SP-Landesvorsitzender Josef Ackerl: Nicht den Bock zum Gärtner machen!

Linz (OTS) - Angeblich hat Veit Sorger, der
Aufsichtsratsvorsitzende der Finanzmarktbeteiligung AG (Fimbag), mehr als 300.000 Euro mit dem Verkauf seiner Anteile an der Hypo-Alpe-Adria verdient. "Er hat sich mit dem Bankverkauf an die Bayern bereichert und sich später nicht geniert, den Aufsichtsratsvorsitz der Bankenhilfspakete zu übernehmen", bringt SP-Landesparteivorsitzender Josef Ackerl die Angelegenheit auf den Punkt.
"Er soll diese mehr als schiefe Optik beenden und seine Aufsichtsfunktion zurücklegen", so Ackerl.
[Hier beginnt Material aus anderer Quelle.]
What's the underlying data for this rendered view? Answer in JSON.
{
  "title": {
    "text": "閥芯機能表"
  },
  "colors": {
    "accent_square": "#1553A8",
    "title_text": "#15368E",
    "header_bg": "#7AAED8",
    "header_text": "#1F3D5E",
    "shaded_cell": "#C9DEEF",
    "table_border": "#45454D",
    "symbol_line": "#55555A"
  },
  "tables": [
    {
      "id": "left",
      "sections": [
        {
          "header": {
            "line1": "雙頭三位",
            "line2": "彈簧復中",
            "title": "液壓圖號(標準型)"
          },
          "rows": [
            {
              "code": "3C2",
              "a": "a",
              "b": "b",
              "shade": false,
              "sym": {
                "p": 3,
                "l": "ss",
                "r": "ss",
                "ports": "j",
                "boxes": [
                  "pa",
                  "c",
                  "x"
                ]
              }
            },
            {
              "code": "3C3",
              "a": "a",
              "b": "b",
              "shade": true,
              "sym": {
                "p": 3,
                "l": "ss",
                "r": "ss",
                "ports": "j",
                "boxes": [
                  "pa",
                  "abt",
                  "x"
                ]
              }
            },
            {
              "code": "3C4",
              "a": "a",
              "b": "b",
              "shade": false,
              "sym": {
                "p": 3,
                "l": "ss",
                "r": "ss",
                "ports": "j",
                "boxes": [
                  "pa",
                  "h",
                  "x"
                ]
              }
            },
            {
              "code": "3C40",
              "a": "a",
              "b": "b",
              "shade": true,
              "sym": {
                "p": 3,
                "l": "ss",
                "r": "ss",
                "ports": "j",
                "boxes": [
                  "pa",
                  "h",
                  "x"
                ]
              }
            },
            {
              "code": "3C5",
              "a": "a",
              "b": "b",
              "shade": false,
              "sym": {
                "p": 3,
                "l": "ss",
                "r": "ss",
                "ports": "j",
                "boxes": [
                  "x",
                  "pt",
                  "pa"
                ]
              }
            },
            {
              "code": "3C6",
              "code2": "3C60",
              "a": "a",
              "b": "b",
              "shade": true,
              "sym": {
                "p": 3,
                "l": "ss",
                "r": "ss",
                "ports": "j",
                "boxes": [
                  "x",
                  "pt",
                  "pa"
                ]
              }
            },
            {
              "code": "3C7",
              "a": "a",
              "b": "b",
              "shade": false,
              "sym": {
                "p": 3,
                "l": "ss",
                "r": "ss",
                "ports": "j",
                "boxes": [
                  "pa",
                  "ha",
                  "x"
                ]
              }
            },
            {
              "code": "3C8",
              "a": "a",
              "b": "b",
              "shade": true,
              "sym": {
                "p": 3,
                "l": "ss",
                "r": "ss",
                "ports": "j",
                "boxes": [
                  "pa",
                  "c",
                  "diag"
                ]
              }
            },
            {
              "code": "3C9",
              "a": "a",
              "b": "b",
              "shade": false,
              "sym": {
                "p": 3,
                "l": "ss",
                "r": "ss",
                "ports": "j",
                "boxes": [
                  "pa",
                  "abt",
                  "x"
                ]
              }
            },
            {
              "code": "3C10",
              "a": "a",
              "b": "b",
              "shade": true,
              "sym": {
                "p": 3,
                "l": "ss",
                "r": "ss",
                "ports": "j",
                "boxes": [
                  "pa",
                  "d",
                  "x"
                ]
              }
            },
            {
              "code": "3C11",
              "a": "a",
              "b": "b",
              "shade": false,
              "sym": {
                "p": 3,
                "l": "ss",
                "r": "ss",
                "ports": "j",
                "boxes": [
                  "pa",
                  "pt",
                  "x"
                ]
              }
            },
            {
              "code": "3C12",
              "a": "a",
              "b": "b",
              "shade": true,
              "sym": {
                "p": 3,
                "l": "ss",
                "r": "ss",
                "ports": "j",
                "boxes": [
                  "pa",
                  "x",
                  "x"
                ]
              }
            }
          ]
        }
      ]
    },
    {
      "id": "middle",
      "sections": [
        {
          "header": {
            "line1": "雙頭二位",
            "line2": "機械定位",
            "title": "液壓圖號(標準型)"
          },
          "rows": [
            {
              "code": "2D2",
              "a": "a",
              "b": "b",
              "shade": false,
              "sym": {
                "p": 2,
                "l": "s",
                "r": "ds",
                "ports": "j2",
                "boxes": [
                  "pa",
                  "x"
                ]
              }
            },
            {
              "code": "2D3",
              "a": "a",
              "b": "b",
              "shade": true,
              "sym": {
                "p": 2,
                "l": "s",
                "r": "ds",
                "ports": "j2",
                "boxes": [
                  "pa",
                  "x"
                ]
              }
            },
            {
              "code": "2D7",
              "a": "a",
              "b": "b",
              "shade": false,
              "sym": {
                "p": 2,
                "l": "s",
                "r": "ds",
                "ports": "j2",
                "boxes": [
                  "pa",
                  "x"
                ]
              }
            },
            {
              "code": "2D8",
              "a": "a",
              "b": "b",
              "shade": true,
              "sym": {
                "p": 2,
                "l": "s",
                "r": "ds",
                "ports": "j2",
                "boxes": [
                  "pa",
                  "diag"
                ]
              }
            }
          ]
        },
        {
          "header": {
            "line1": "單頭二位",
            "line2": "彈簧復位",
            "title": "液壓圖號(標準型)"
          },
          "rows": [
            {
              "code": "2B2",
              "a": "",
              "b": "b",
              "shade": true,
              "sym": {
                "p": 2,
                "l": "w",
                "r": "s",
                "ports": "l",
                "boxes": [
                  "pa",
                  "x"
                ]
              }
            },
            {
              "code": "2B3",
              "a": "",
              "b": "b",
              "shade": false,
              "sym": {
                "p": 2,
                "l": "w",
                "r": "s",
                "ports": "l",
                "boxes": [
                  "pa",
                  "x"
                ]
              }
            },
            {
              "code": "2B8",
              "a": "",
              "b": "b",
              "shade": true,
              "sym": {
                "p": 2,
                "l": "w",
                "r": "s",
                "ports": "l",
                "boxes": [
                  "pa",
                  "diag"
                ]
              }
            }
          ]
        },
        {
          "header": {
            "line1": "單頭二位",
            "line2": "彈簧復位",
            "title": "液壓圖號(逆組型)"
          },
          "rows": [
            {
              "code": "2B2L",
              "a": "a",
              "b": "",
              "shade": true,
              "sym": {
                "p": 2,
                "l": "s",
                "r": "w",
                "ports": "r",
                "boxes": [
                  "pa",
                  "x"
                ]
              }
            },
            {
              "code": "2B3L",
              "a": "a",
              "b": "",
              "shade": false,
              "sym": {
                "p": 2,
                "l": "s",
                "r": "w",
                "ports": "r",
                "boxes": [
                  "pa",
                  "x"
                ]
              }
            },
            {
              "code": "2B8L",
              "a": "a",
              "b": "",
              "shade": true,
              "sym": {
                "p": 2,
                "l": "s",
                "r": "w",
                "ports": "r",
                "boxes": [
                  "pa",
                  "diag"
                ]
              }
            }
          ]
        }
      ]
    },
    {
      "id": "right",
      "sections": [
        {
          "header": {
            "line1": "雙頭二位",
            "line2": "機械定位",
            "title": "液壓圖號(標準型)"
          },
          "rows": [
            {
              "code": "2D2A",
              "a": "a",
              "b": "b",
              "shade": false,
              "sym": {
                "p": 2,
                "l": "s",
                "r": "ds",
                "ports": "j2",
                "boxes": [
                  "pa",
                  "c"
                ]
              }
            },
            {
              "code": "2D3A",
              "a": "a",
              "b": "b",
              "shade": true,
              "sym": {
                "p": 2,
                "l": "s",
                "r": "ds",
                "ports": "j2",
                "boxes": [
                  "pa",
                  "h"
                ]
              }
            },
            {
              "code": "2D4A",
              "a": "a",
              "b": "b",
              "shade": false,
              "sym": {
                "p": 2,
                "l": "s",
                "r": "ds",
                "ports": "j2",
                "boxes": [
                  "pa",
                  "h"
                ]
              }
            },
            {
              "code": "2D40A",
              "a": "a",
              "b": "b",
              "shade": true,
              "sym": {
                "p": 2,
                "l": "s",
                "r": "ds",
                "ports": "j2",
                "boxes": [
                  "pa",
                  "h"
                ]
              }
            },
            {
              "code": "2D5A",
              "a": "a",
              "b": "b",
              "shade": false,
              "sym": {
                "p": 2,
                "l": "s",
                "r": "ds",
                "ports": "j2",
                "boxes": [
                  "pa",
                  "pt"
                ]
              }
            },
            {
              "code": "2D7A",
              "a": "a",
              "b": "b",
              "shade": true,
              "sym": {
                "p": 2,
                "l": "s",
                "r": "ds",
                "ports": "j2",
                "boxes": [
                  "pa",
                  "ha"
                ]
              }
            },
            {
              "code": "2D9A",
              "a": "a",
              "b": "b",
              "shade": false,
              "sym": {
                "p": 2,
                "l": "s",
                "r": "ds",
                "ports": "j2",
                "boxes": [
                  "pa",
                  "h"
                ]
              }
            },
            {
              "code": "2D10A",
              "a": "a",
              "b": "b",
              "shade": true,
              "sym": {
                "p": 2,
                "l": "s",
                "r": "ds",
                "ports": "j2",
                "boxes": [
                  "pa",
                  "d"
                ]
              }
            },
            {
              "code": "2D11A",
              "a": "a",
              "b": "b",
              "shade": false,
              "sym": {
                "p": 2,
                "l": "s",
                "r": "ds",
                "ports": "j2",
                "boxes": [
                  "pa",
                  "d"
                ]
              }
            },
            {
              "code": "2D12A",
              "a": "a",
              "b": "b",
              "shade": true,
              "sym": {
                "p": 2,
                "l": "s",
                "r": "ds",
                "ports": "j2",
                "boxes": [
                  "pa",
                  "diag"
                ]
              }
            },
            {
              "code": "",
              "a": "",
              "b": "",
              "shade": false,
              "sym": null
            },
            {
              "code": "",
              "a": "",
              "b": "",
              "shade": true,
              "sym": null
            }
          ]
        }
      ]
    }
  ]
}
Die Mission der Fimbag ist die Rettung der heimischen Banken, wozu ihr vom Staat 15 Milliarden Euro zur Verfügung stehen. Die Fimbag hält 100 Prozent Anteile der Hypo-Alpe-Adria und 98,78 Prozent an der Bank Kommunalkredit Austria.
Veit Sorger hat als Präsident der Industriellenvereinigung und selbsternannter Anwalt der Reichen und Superreichen immer wieder mit seinen neoliberalen Forderungen aufhorchen lassen. So forderte er u.a. einen Lohnverzicht zum Joberhalt oder die Einführung von 1-2-Euro Jobs. Während er selbst den ArbeitnehmerInnen den Gürtel immer wieder enger schnallen will, kassiert er ungeniert bei Spekulations-Millionen ab, wenn es um private Geldgeschäfte geht.

"Es ist schon kurios, dass ausgerechnet jener Mann, der immer "mehr privat und weniger Staat" wollte, der für den Abbau von Sozialleistungen für ArbeitnehmerInnen ist und die Forderungen der PensionistInnen als unverschämt und asozial bezeichnete, mit der Verstaatlichung krisengeschüttelter Banken betraut ist. Damit hat man wohl den "Bock zum Gärtner" gemacht", so Ackerl abschließend.